George Carlin once publicly denounced prayer as a form of mental illness.

Carl Reiner starred in It’s a Mad, Mad, Mad, Mad World (1963).

And Bill Cosby as Dr. Huxtable on The Cosby Show represented the picture of emotionally healthy, if also comical, parenting.

Finally, several of the Mark Twain Prize humorists are known for their portrayals of shrinks or their potential patients:

Bob Newhart not only played Dr. Bob Hartley on popular sitcom The Bob Newhart Show in the 70’s, but a MADtv skit featuring his character’s special brand of brief therapy is also frequently watched. See it here on YouTube.

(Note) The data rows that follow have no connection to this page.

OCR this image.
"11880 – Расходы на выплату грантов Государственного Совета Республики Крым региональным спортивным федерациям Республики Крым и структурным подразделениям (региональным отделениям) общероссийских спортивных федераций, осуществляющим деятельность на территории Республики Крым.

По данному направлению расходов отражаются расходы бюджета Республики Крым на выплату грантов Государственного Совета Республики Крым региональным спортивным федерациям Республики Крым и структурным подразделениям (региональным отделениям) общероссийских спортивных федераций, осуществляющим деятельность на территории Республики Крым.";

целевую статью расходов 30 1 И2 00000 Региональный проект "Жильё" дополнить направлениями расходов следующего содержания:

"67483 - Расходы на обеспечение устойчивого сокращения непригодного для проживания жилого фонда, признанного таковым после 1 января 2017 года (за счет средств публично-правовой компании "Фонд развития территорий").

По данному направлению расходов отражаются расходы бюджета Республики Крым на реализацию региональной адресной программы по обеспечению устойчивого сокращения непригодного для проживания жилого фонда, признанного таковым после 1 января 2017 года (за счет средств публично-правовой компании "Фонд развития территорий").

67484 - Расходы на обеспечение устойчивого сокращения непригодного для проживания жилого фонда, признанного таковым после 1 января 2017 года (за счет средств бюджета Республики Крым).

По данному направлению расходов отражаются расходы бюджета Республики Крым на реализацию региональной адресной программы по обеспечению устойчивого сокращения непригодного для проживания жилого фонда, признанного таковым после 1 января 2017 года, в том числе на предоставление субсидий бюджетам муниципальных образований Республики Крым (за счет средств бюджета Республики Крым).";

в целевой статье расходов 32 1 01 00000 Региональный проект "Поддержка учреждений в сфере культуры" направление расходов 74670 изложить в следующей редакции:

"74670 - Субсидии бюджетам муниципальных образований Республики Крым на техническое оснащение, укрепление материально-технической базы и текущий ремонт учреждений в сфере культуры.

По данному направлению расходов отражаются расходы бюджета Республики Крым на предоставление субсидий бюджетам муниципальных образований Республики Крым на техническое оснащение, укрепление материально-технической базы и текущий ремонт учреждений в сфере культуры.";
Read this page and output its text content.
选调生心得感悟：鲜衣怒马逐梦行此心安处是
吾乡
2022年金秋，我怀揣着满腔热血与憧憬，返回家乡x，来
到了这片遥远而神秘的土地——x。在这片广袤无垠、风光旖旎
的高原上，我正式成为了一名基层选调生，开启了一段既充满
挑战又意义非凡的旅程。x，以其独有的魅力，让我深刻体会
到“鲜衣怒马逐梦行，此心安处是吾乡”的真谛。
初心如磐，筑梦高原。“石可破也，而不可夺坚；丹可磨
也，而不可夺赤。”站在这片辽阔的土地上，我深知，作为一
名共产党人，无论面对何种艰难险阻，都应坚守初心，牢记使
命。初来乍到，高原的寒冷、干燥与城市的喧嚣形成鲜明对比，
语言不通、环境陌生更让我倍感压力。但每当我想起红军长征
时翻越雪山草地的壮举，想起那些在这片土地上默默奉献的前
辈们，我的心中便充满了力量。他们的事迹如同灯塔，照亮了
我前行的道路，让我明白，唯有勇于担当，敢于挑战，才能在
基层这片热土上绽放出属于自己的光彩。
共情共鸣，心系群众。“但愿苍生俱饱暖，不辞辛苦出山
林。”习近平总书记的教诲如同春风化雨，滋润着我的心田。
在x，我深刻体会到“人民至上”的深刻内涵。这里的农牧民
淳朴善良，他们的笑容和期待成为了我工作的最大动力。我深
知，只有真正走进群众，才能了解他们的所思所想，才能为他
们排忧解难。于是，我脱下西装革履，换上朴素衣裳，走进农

Billy Crystal, of course, is reluctant psychiatrist-to-the-Mob-boss in the movies Analyze This and Analyze That.

Lily Tomlin was Trudy the Bag Lady in Jane Wagner‘s play The Search for Signs of Intelligent Life in the Universe. Trudy: “I made some studies, and reality is the leading cause of stress amongst those in touch with it. I can take it in small doses, but as a lifestyle, I found it too confining. It was just too needful; it expected me to be there for it all the time, and with all I have to do–I had to let something go.” More recently, on TV’s Web Therapy, Tomlin has played the wacky mom of wacky shrink Fiona Wallice (Lisa Kudrow), who admits her to a mental hospital.